In my experience, you might as well apply dead internet theory to the guilds that exist in an MMO. Majority of the time, if there's no actual social context to stick together, like social events, guilds primarily boil down to bot farms to unlock perks, are owned by a single person to act as an additional bank, are dead and the name hasn't scrubbed by developers, or, in the case of ESO, are rackets that try to get cuts from their members' sales for however long you're selling goods for them. Furthermore, gaming is no longer restricted to us autistics and the other weirdos that we'd hang out with because the old internet that we think still exists doesn't exist anymore. Normies now populate modern gaming which means the OGs have retreated to specific communities of an MMO to avoid the cringe majority, which only leaves the Baby Boomers who, like actual Boomers in real life, will complain about the so-called "antisocialness", but refuse to be part of the solution, or gasp get offended if you DARED to suggest solutions to them because the solution isn't pandering to them hard enough.
As for me, I'm still going strong. I have a good community and I get amazing interactions with strangers', including compliments, when doing BGs or waiting for events/world bosses to start.

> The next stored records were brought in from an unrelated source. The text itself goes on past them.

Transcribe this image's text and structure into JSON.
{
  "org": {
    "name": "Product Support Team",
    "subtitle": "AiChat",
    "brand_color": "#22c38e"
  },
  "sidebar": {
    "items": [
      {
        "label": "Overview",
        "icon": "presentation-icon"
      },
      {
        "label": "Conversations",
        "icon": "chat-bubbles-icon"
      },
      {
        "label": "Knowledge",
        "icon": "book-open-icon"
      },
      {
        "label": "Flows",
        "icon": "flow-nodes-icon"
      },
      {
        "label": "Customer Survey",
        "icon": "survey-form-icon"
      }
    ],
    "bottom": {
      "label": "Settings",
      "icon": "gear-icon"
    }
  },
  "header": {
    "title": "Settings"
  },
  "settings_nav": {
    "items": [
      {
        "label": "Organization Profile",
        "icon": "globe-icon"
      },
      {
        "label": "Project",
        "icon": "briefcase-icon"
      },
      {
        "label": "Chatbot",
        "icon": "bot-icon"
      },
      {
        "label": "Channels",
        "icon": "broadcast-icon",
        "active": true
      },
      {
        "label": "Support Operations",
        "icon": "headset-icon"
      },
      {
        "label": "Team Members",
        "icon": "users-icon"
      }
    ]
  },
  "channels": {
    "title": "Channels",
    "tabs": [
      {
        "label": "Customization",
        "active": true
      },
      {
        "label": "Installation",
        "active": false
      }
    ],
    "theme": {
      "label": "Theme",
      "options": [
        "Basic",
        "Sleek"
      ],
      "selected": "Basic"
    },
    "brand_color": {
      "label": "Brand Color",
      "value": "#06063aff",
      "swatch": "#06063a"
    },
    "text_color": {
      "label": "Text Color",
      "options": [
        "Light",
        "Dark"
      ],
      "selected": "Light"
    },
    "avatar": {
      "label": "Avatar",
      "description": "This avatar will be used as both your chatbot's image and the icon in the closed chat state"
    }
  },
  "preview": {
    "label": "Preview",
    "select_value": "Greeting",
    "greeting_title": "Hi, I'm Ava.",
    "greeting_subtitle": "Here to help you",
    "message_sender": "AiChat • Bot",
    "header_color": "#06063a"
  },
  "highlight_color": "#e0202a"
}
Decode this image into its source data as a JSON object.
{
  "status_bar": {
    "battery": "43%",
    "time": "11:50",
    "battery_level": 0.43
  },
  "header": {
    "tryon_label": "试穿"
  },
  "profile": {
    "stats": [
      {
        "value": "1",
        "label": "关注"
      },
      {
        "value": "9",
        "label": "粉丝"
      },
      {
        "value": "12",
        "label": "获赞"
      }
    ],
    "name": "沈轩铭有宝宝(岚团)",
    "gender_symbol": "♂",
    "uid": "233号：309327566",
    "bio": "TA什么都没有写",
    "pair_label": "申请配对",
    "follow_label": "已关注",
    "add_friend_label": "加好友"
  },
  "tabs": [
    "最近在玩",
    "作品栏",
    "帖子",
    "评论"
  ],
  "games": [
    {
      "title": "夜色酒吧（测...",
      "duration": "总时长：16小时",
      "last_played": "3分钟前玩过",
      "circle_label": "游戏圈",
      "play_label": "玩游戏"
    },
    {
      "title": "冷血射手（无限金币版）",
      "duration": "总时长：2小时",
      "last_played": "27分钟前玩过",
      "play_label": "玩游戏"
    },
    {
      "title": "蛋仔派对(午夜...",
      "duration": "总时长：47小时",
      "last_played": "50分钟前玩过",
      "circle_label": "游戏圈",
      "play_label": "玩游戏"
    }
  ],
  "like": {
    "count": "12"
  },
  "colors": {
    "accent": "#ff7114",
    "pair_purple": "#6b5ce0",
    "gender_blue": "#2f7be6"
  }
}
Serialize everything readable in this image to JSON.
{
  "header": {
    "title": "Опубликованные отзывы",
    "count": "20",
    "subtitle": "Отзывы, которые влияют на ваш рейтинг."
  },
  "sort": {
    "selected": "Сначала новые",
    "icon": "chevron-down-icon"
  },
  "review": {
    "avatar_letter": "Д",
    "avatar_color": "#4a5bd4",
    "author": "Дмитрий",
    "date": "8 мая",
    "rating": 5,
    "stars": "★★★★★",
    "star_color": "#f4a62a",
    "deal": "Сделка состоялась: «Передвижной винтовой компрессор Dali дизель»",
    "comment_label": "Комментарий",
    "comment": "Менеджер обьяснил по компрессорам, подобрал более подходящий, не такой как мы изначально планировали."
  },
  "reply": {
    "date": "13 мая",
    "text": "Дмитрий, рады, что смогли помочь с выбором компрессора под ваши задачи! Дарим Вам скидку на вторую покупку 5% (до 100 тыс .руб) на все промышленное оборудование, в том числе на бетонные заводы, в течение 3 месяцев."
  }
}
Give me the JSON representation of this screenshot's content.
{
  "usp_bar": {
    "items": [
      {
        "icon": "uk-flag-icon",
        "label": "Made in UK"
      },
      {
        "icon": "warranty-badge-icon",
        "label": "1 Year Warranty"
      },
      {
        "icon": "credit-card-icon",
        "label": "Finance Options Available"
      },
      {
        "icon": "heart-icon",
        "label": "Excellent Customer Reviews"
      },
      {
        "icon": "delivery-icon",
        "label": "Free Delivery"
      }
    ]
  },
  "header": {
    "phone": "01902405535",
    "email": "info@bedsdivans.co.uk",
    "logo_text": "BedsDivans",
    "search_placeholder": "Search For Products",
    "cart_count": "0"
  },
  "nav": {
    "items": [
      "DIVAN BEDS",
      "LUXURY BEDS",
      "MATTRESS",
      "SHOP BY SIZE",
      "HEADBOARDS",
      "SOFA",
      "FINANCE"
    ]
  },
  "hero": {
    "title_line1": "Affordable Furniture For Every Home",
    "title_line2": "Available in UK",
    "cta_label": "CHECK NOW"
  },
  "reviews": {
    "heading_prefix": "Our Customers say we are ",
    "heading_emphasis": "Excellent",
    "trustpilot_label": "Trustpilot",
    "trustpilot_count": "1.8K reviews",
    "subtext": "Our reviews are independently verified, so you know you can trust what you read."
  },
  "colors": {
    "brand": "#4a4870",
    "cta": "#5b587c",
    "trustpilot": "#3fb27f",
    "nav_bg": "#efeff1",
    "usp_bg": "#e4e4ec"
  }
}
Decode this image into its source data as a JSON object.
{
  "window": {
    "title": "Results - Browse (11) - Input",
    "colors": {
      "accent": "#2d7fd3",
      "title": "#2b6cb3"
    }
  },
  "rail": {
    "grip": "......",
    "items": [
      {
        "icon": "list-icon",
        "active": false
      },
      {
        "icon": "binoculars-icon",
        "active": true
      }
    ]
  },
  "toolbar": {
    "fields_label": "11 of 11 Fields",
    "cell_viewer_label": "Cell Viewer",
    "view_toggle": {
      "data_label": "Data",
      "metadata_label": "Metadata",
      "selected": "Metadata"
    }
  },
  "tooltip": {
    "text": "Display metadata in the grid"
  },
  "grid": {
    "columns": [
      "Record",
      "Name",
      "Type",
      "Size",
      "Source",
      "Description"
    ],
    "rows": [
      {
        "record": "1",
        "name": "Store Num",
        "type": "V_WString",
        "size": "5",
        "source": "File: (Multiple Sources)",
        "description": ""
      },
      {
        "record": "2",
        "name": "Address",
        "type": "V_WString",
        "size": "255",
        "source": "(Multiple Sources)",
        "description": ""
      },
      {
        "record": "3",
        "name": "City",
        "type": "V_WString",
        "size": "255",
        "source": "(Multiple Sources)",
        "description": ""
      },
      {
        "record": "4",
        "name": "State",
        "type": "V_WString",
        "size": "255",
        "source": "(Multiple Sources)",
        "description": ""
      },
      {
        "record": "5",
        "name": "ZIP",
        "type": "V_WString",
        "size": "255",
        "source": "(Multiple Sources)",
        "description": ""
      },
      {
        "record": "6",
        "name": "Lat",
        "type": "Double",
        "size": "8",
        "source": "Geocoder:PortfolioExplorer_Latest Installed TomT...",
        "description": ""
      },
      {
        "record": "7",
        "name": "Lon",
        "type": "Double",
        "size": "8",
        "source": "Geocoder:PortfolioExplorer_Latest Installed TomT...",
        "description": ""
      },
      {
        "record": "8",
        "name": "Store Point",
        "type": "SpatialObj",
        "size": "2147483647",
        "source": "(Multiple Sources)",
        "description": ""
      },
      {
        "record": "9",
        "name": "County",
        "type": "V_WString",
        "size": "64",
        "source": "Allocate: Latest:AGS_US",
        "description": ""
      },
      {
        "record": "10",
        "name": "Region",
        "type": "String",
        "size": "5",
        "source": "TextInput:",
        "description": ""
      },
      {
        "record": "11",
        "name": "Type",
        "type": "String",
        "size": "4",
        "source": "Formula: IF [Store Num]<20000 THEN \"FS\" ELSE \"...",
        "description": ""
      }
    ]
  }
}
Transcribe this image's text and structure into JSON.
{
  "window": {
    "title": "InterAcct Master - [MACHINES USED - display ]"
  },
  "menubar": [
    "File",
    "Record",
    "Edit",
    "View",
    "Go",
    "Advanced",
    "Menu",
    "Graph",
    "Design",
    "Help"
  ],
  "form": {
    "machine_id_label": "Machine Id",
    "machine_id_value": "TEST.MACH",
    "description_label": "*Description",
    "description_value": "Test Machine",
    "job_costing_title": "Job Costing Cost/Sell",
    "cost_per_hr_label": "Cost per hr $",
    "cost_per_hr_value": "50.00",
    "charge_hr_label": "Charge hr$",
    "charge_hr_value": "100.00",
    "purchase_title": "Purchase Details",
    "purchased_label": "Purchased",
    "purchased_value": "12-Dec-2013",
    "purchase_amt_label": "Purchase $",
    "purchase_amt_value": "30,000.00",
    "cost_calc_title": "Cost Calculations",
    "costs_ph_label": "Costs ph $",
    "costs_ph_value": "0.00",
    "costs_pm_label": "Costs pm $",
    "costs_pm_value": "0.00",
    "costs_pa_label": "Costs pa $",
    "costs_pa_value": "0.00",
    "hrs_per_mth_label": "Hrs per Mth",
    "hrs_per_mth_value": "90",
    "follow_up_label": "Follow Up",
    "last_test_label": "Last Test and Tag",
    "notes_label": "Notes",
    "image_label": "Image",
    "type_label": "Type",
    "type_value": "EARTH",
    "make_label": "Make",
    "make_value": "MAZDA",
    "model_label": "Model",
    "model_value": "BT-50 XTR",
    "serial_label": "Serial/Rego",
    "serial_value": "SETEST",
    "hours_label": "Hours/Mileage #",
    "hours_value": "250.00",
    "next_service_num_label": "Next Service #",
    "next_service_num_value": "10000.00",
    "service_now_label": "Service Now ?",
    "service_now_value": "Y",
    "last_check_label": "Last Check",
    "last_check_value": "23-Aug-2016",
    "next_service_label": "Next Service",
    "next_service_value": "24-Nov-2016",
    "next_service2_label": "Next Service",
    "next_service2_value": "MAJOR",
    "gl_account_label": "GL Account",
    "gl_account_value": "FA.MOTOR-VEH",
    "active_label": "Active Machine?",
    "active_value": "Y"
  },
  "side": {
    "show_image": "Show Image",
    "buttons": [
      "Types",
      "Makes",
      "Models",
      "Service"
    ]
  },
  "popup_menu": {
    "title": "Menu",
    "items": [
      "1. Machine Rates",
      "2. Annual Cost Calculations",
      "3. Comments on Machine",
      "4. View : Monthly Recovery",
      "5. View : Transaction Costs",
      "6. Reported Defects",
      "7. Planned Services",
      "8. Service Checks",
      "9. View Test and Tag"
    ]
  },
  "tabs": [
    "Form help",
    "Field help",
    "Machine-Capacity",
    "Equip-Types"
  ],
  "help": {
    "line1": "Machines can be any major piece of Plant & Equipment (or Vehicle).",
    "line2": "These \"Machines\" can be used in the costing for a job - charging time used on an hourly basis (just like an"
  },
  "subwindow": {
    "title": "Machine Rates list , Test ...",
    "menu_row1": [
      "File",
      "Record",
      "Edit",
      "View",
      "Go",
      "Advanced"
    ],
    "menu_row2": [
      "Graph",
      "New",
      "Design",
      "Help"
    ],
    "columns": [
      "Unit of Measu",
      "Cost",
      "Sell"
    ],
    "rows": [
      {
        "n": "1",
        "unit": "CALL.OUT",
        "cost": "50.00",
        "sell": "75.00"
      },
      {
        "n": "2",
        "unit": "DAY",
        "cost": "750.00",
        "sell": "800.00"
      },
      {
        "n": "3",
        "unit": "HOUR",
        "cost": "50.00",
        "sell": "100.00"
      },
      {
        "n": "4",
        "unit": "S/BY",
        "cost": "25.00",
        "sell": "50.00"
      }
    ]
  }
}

Because of how toxic and elitist the communities are. Simple as that.
Toxic players.
I was very social with people back when EQ,WOW, DDO were new, now I solo more cause the player base sucks to talk to. Only time I like to social now is if it is a small server were everybody knows each other. When Blizz killed Chaos Bolt I went to Crusader Strike, people suck on mega server, I stopped playing.
It's not gone at all, it's very necessary unless you are a very casual player. The moment you want to get into actual hard content, aka Mythic raiding and 15+ keys, you need to network or you won't progress.
A problem with the social aspect is the fact that at mid-level end game content, say Heroic raiding and +10 keys, players that want to keep pushing their skills have to play with those that only want to get AotC and stop. These two groups of players have very different needs and desires and skill levels and the former group always gets disconnected from the latter. That's what kills most guild. This and fighting the roster boss when trying to push Mythic raiding.
My daughters and niece used to play, and got me into WoW. They quit in Cata. I tried to lure them back when Classic released, and learned they had used the game as social media as well as a game. For me, it's the game. I'm lucky, guildwise, as some of my guildies I've known since WotLK.